24. The addition of the words ''the determination of any question within Section 47' merely extends the scope of the word 'decree' so as to make it include not only determinations having certain characteristics and made in a suit but also determinations having those characteristics but made in execution proceedings within Section 47.
25. It is clear that an order for stay has not attached to it the characteristics of a formal expression of an adjudication conclusive so far as regards the court expressing it, and, therefore, though, giving to the language of Section 47 its ordinary meaning, a stay order comes within Section 47, it is not a decree as defined by Section 2 and is, therefore, not appealable as a decree.
26. I do not lose sight of the fact that in Section 47(1) the word '' determines '' is used in regard to all questions included in Section 47(1), but it is there used without the qualifying words which are indubitably attached to it where it first occurs in Section 2 and which, therefore, as I have endeavoured to show, can properly and should be attached to it where it occurs for the second time in the very same Section 2.
27. I am led to the conclusion that Section 47 does by its very language inevitably cover and, therefore, must properly be held to cover a very wide variety of orders divisible into three classes: (1) orders that have the characteristics of a formal adjudication conclusively binding on the court and amounting therefore to decrees as defined in Section 2; (2) orders against which an appeal is specifically allowed, (see Order XLIII); (3) other orders of an interlocutory nature against which there is no- appeal at all.
28. For the reasons I have given, I am of opinion (a) that a stay order is a determination of a question relating to execution within the meaning of Section 47; (b) that, though a stay order does fall within Section 47, it is not a decree because it is not a determination which has attaching to it the characteristics required by Section 2 to be attached to a determination, whether in. a suit or in execution, if it is to amount to a decree; (c) that a stay order is therefore not appealable as a decree, and no special appeal against such an order as an order being given, no appeal lies.
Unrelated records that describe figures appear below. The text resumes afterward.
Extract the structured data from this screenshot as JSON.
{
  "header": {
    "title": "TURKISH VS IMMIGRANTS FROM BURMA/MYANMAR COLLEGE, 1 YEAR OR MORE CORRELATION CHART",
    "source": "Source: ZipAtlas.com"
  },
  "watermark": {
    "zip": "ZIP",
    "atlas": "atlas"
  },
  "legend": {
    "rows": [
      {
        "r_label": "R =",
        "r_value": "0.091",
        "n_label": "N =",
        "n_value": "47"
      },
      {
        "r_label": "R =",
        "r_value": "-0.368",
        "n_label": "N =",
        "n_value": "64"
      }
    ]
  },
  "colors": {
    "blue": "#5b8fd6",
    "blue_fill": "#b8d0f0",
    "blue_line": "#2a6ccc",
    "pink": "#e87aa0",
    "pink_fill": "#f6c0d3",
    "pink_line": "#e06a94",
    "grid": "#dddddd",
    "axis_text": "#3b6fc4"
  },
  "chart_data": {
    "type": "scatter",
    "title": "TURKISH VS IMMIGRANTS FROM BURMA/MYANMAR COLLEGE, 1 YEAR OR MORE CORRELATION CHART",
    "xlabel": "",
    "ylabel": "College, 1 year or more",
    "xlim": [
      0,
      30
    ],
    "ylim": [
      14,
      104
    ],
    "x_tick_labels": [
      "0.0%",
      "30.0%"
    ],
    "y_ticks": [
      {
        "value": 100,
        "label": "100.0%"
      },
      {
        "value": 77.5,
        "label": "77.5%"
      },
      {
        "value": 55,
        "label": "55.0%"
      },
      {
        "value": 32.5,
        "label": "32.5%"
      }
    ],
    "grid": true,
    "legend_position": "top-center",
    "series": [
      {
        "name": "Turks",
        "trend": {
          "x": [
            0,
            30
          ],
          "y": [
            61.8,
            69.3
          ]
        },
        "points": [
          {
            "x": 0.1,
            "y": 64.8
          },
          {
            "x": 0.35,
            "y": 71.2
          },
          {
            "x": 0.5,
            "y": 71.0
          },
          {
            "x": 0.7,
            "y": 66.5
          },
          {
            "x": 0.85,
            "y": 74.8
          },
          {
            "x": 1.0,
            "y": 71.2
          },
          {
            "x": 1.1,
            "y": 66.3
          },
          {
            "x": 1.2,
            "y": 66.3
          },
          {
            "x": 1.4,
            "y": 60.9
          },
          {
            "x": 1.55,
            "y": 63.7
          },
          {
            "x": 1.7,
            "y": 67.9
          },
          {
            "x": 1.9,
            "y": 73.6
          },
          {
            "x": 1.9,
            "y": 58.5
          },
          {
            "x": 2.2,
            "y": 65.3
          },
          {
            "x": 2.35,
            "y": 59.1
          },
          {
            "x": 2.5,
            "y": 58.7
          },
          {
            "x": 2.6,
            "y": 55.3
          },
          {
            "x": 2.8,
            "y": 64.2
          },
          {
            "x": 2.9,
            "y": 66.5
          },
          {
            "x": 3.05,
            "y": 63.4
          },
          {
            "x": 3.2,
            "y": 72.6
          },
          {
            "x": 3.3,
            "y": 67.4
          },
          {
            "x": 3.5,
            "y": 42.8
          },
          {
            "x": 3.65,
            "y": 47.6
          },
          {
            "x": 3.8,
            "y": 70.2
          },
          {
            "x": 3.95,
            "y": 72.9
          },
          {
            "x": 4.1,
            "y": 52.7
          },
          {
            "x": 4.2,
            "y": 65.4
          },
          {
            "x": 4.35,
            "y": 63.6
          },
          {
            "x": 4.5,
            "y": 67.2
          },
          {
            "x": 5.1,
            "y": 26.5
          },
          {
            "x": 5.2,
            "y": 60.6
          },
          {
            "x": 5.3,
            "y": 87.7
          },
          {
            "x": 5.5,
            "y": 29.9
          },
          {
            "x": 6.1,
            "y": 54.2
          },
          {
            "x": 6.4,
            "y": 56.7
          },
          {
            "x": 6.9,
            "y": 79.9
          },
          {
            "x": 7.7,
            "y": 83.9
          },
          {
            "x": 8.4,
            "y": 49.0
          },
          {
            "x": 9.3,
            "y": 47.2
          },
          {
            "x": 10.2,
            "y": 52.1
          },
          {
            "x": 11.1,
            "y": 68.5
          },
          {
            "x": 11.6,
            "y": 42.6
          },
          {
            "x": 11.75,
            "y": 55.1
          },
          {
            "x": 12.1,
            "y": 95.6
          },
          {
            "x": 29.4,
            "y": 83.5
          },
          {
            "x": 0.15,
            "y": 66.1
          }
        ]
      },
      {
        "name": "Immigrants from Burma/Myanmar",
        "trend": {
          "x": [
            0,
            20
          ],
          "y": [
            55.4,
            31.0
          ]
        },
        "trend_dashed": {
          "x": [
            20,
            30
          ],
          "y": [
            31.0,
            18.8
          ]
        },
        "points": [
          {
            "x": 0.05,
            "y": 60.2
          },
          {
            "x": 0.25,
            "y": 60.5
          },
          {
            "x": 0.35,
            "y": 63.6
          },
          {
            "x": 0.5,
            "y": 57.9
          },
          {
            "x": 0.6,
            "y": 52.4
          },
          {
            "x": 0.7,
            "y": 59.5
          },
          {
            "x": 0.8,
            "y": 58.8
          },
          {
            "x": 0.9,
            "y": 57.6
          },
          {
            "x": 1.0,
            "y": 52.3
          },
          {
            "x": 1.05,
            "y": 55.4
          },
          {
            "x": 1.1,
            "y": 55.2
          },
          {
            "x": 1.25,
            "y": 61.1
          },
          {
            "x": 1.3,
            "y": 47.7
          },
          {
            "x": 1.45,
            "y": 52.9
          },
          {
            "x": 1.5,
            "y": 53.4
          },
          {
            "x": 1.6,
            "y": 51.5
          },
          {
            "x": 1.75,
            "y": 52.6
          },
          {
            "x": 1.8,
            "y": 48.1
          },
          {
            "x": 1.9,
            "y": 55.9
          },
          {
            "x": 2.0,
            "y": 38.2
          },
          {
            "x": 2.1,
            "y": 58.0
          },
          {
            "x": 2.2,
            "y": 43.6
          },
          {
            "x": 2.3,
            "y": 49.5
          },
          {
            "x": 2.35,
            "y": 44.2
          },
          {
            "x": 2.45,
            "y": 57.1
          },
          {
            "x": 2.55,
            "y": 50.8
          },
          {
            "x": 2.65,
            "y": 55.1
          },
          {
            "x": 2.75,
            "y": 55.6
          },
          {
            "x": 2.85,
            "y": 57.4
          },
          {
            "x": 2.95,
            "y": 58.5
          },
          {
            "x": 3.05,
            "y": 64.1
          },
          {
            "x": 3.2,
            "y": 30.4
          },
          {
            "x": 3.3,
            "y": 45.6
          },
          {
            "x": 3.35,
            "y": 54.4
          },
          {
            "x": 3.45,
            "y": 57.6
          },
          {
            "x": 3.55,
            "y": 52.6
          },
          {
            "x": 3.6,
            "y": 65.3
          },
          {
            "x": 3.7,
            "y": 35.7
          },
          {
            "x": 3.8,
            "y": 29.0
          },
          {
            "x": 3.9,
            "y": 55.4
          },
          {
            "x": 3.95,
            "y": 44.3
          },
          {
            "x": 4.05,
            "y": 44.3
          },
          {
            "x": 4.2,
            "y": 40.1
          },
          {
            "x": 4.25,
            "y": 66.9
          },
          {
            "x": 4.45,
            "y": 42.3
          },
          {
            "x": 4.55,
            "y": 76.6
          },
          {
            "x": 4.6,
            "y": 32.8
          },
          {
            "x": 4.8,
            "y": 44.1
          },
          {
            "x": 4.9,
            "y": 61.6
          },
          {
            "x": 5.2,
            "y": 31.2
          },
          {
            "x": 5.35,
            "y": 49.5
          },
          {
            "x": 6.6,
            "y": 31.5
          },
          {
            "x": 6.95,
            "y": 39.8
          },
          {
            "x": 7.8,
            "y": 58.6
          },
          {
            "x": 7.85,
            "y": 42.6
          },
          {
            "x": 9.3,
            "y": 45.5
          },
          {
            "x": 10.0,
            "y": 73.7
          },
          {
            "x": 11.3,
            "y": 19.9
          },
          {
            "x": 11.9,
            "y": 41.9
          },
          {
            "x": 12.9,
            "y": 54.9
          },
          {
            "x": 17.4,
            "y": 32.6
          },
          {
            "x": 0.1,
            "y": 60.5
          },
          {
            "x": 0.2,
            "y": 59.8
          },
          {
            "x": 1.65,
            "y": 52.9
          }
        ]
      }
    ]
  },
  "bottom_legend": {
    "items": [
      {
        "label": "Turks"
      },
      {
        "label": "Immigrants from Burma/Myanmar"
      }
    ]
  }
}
29. Since the above was written, the research of my learned brother Mr. Justice Daniels has drawn my attention to Saurendra Nath v. Mritunjay Banerji (1920) 5 Pat. L.J. 270, in which the cases Sivagami Achi v. Subrahmania Ayyar (1903) I.L.R. 27 Mad. 259 and Deoki Nandan v. Bansi (1911) 16 C.W.N. 124 were approved and followed. Remarks in the Patna case and also in the Calcutta case go some way to support the view I have expressed above as to the effect of Section 2, though I observe that in neither of the cases was it apparently noticed that the Madras case, which was at the same time approved, proceeded upon the principle of ruling the orders out of Section 47, and not of admitting them within Section 47 and ruling them out of Section 2.
30. For these reasons I concur in dismissing the appeal, and for the reason given by Mr. Justice Daniels without costs.
31. The order of the Court is that the appeal be dismissed but without costs.